Graceful shutdown of individual nodes.

Hi folks,

I have been wondering if anyone have been trying to make a “graceful shutdown” of nodes in a Percona xtradb cluster.

To explain my problem.
I have installed a cluser (Percona XtraDB Cluster 5.6) more or less identical to the example in the PXC documentation; three node cluster (let’s call them node A, B,C) and a HA proxy server as a load balancer. HA Proxy is polling the three nodes on port 9200 (the clustercheck script also mentioned in the documentation). It works just smooth, but I miss a way to shut down nodes graceful one at a time. I know I can shut down the mysql service on a node, but this will interrupt the clients in their current actions. I know it shouldn’t be a problem to the database and the data integrity, and this is mentioned as a graceful shutdown in the documentation (chapter 4.4), but I don’t think this is the nicest way to shut down a node. From the servers point of view it is fine, but from the clients point of view it is not exactly graceful.

I figured if I stop the service on port 9200 on one node (I.E. Node A) HA proxy will see node A as down and will not try to make any new connections to this node. But all current MySQL connections to Node A will remain active. This allows the clients to finish whatever they are doing, disconnect and next time they connect the will connect to node B or C. I find this very useful for planned maintenance. When all the connections on node A is gone I can stop the MySQL service, do whatever I need to do and start MySQL and the clustercheck service, and move on to the next node.

But I’m facing little problem. A lot of the clients connecting to my cluster is services running continuously and they have a persistent connection to the database. So even if I stop the clustercheck service on a node, the connections from these services will never disconnect.

Since most of these services is inhouse developed, it is fairly simple to change the code regarding connections to the cluster.

My suggestion would be to instruct the developers to make all services disconnect and reconnect if a connection is open for more than one hour.

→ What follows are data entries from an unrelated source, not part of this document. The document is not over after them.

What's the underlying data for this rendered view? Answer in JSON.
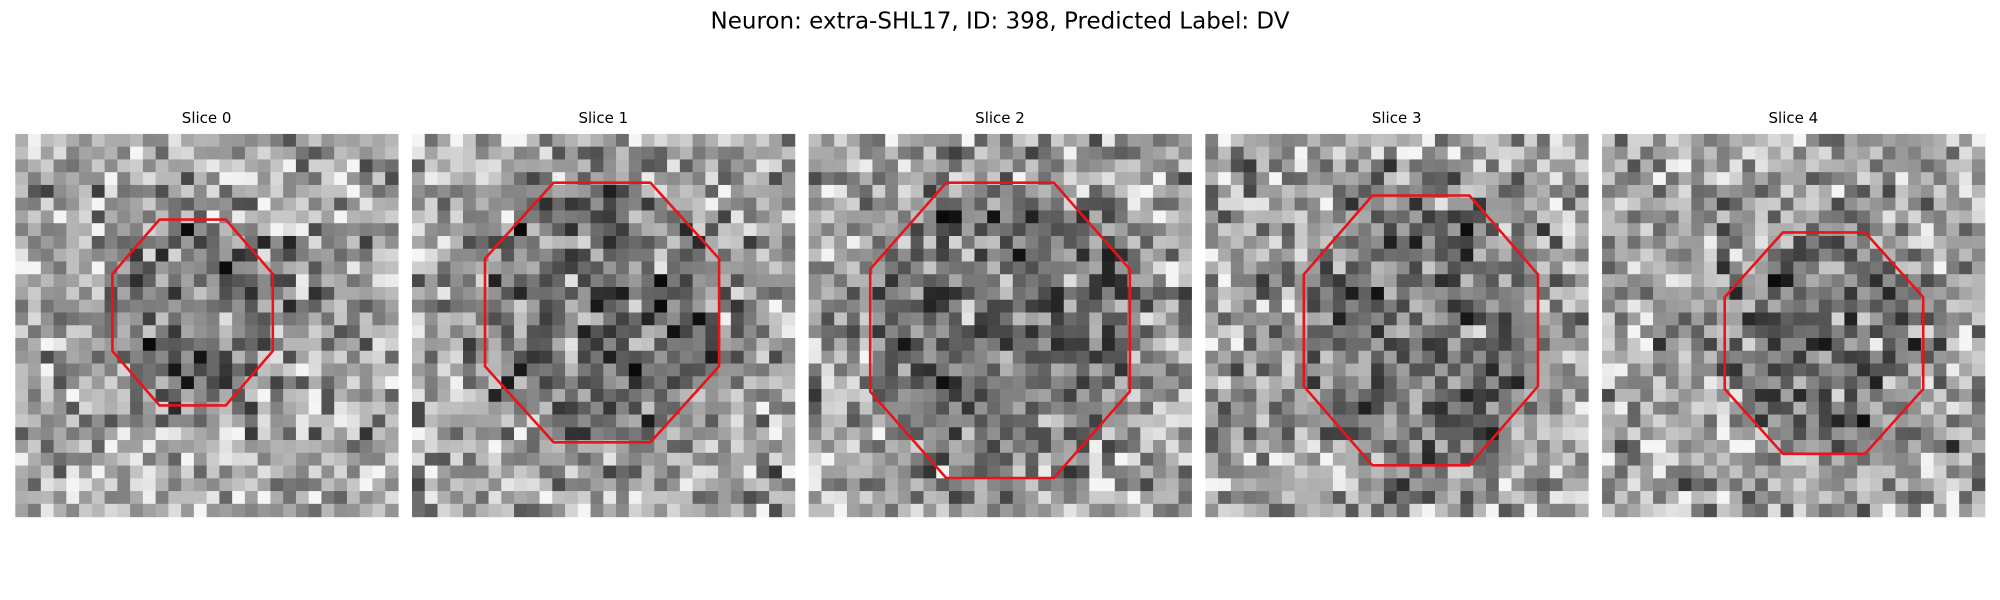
{
  "figure": {
    "title": "Neuron: extra-SHL17, ID: 398, Predicted Label: DV",
    "panels": [
      {
        "title": "Slice 0"
      },
      {
        "title": "Slice 1"
      },
      {
        "title": "Slice 2"
      },
      {
        "title": "Slice 3"
      },
      {
        "title": "Slice 4"
      }
    ]
  }
}
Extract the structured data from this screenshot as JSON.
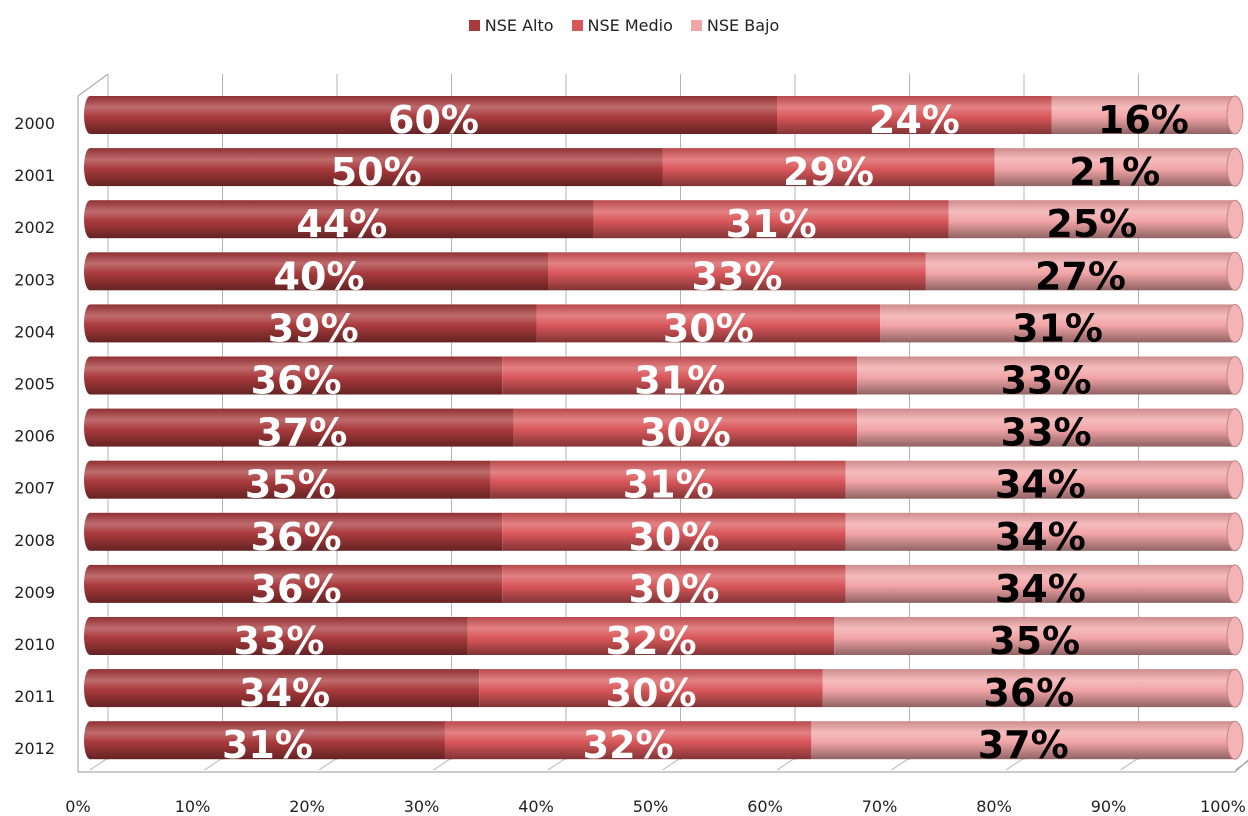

But before I do so, I would like to hear if some of you have experienced the same problem, and if you have found another workaround to this matter.

Best Regards,
Lenny Andersen
A happy PXC DBA! :slight_smile:

Hi Lenny,

Very good point, HAProxy does not check each node if still operational on every new request, that would be overkill and too slow. So if you stop a node, indeed some connections may hit the black hole before HAProxy notices it down.
Stopping healthcheck service before taking the node down for maintenance surely is one way to do it, however HAProxy offers you an interactive management possibility via socket interface, where you can take servers or whole backends down for maint. See some details here:
[url]http://haproxy.tech-notes.net/9-2-unix-socket-commands/[/url]

And too long connections may be certainly a problem. IMHO the application should be able to handle broken ones by itself and perform reconnect tries if needed.